Mit der Forderung zusätzlicher Beiträge für die zweite Säule folgen sie der mächtigen Finanzlobby. Der Pensionskassenverband (Asip) hat dies bereits in einem eigenen Reformmodell vor einem Jahr gefordert. Mit der Verwaltung der rund 1000 Milliarden Franken, die in der zweiten Säule stecken, verdienen die Pensionskassen, aber auch Banken, Anlageberater und andere Finanzdienstleister gemäss Zahlen des Bundes jährlich satte 5 Milliarden Franken – ein Riesengeschäft. Die Finanzlobby ist unter der Bundeshauskuppel gut vertreten: Es ist eine Minderheit unter den Bürgerlichen, die nicht irgendein entsprechendes Mandat vertritt.

Mit ihrem Nein verteidigen die Bürgerlichen aber auch die Pfründe der Wohlhabenden: Die Finanzierung des Rentenzuschlags durch ein halbes Lohnprozent der Beschäftigten würde Leute mit hohem Einkommen stärker belasten. Auch wenn die zunehmenden Investitionen in Immobilien, die unterschiedliche Lebenserwartung und die Senkung des Umwandlungssatzes eine riesige Umverteilung von Arm zu Reich bedeuten: Eine solche Solidarität will man explizit nicht.
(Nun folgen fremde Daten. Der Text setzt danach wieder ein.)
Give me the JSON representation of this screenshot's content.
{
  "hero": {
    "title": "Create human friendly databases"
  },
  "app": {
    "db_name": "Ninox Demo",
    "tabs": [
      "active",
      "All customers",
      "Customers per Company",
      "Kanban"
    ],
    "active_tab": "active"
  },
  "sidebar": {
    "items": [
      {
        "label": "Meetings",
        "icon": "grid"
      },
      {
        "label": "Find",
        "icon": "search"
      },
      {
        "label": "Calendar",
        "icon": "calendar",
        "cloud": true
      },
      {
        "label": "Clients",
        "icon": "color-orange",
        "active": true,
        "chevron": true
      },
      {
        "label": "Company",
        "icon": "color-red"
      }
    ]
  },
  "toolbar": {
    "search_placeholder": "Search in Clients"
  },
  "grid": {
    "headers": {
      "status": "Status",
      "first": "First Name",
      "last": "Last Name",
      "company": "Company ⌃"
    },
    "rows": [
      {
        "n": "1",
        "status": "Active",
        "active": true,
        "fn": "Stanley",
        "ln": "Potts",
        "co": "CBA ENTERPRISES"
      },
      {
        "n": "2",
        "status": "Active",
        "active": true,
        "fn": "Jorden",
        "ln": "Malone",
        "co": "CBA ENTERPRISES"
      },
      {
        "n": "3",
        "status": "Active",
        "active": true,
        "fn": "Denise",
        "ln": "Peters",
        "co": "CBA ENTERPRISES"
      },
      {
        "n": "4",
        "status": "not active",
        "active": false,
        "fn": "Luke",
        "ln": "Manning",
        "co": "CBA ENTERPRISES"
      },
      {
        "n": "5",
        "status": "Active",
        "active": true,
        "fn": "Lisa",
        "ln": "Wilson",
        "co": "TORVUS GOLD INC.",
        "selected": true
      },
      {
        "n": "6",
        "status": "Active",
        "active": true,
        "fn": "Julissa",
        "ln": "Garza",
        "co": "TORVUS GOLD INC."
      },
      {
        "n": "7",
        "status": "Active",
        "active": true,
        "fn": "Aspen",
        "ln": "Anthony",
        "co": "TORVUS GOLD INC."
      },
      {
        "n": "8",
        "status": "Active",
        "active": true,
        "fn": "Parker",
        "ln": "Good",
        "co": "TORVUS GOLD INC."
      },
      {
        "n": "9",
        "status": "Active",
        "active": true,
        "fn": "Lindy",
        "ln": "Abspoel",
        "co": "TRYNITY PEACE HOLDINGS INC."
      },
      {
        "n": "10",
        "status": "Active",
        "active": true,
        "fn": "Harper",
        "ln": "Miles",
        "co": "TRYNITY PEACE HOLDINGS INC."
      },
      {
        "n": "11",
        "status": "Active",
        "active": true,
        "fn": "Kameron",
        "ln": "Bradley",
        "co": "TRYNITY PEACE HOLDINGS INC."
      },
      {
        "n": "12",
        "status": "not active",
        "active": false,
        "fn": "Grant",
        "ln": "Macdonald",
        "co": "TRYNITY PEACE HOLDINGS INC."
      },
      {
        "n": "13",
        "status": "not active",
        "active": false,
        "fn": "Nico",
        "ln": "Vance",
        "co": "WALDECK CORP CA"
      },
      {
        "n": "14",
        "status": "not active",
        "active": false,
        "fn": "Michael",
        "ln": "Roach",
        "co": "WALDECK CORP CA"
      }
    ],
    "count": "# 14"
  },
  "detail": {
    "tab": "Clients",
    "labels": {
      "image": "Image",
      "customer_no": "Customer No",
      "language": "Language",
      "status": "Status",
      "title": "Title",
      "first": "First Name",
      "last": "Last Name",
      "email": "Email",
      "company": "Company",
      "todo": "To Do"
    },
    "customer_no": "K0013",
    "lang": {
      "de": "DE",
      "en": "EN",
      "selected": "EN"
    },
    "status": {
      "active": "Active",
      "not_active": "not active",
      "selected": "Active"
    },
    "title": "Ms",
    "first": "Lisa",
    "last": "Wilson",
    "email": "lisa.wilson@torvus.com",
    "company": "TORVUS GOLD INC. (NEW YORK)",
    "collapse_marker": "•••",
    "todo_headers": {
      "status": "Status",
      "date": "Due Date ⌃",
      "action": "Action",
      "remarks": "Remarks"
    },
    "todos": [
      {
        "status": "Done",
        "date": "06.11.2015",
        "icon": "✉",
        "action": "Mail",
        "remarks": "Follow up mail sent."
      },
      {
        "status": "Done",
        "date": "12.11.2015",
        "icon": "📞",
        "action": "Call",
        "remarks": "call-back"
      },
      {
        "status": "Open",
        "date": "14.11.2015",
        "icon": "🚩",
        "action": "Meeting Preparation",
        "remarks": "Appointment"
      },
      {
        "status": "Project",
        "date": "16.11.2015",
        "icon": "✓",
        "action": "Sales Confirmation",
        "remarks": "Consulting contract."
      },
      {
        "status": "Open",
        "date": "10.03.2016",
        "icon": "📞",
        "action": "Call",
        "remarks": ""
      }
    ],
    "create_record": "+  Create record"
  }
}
Das vielleicht grösste Problem haben die Bürgerlichen aber mit dem im Reformplan impliziten Eingeständnis, dass die zweite Säule im Zeitalter der Minuszinsen zum Sterben verurteilt ist. Und dass die Finanzierung der Renten über die Einkommen der heutigen Erwerbstätigen, wie sie auch die AHV kennt, dem Alterssparen überlegen ist. Ganz abgesehen davon, dass die Verwaltungskosten der AHV mit 200 Millionen Franken rund 25 Mal tiefer liegen als die der zweiten Säule.

Und: Wie weltfremd ist es eigentlich, in der heute kapitalübersättigten Weltwirtschaft höhere Beiträge an die zweite Säule zu verlangen? Vielleicht muss nochmals eine Reform scheitern und etwas mehr Zeit vergehen – bis die Realität nicht mehr zu leugnen ist.